Трамвай без права пересадки — страница 37 из 41

Люба на максимальной скорости промчалась до кольца и, не сбрасывая темпа, понеслась обратно, моля бога, чтобы электричество не сломалось. Сантехники не отставали, с ужасом представляя себе дикую канализацию, чьи повадки они так хорошо знали. Выйдя из повиновения человеку, эта стихия могла запросто уничтожить жизнь на Земле.

Потоп начался, когда Люба Почекаева вела трамвай на четвёртый круг, а пассажиры, которым давно прискучило делать ставки на сантехников — догонят–не догонят, мирно спали.

Очень быстро канализация затопила рыночную площадь, автостоянку, гаражный кооператив и универсам «Универсам». Потом она добралась до пригорода, смыла частный сектор и устремилась пожирать окружающее пространство, как биомасса из фантастического фильма ужасов.

Вскоре речка Жменька вышла из берегов и залила близлежащие поля, отчего едва не произошла экологическая катастрофа, потому что ядерные боеголовки ушли под воду и их смыло в канализацию. Люди гибли пачками. Они взывали к богу, но бог Фёдор Петрович спал и не слышал их мольбы, потому что с пивком у него вышел перебор.

К счастью, влюблённый в Машу Капустину плотник Ноев построил из ящиков, собранных возле универсама «Универсам», ковчег и всех спас, чем раз и навсегда заслужил любовь благодарной Маши Капустиной.

Люди, напуганные потопом, разуверились в боге. Слава богу, что Фёдор Петрович не рассчитался с завода, а то ведь, как известно, бог существует только до тех пор, пока в него кто–нибудь верит; и сидел бы он сейчас без дела — не бог, не токарь.
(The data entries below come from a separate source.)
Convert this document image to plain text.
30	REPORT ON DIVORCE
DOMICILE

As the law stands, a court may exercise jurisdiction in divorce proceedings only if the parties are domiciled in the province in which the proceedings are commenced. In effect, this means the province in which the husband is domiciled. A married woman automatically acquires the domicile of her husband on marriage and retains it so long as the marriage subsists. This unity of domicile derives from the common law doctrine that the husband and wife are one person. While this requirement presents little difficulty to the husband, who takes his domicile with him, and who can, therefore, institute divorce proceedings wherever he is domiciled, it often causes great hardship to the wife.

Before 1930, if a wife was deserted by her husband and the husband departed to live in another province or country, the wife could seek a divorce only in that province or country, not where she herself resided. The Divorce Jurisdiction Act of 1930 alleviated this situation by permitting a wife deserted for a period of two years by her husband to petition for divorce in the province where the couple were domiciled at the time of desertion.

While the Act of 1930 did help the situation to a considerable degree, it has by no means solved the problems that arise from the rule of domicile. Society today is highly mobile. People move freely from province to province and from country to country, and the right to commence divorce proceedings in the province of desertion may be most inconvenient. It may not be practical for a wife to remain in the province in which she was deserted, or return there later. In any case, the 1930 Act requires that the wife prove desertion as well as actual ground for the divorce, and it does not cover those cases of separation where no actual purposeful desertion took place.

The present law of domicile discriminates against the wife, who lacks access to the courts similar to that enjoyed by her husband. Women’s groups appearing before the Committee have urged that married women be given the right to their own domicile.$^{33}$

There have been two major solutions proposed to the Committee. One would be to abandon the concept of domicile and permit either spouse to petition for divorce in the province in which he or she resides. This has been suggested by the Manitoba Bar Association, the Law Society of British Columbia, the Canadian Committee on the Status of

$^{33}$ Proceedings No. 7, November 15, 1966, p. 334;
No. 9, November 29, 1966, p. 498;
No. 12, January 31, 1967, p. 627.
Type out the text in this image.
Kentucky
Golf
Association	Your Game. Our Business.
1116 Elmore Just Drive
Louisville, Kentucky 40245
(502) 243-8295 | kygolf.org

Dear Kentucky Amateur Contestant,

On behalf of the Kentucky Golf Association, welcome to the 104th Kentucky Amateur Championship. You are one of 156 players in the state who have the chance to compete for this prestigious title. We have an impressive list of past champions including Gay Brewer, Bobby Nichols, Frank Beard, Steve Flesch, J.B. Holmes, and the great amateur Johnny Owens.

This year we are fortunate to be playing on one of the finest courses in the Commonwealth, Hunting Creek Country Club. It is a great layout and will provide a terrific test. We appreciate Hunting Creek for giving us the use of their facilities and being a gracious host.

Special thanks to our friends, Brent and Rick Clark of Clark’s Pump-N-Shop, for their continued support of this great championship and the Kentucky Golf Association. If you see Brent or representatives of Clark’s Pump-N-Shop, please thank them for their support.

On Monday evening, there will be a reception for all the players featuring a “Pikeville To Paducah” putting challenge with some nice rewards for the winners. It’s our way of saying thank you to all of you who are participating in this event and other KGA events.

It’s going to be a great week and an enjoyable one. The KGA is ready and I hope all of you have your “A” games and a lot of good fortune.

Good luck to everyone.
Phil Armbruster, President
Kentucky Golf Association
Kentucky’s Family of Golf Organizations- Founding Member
А так он по–прежнему токарит на заводе металлоконструкций и лишь иногда, в шутку, выточит из какой–нибудь болванки Адама да Еву.

А город с тех пор стал режимным из–за спящих в канализации ядерных боеголовок.

Анна на рельсах

Первой была бабка — преждевременно скрюченная, прокуренная, провонявшая марксизмом–ленинизмом и валерьяновыми каплями работница партхоза.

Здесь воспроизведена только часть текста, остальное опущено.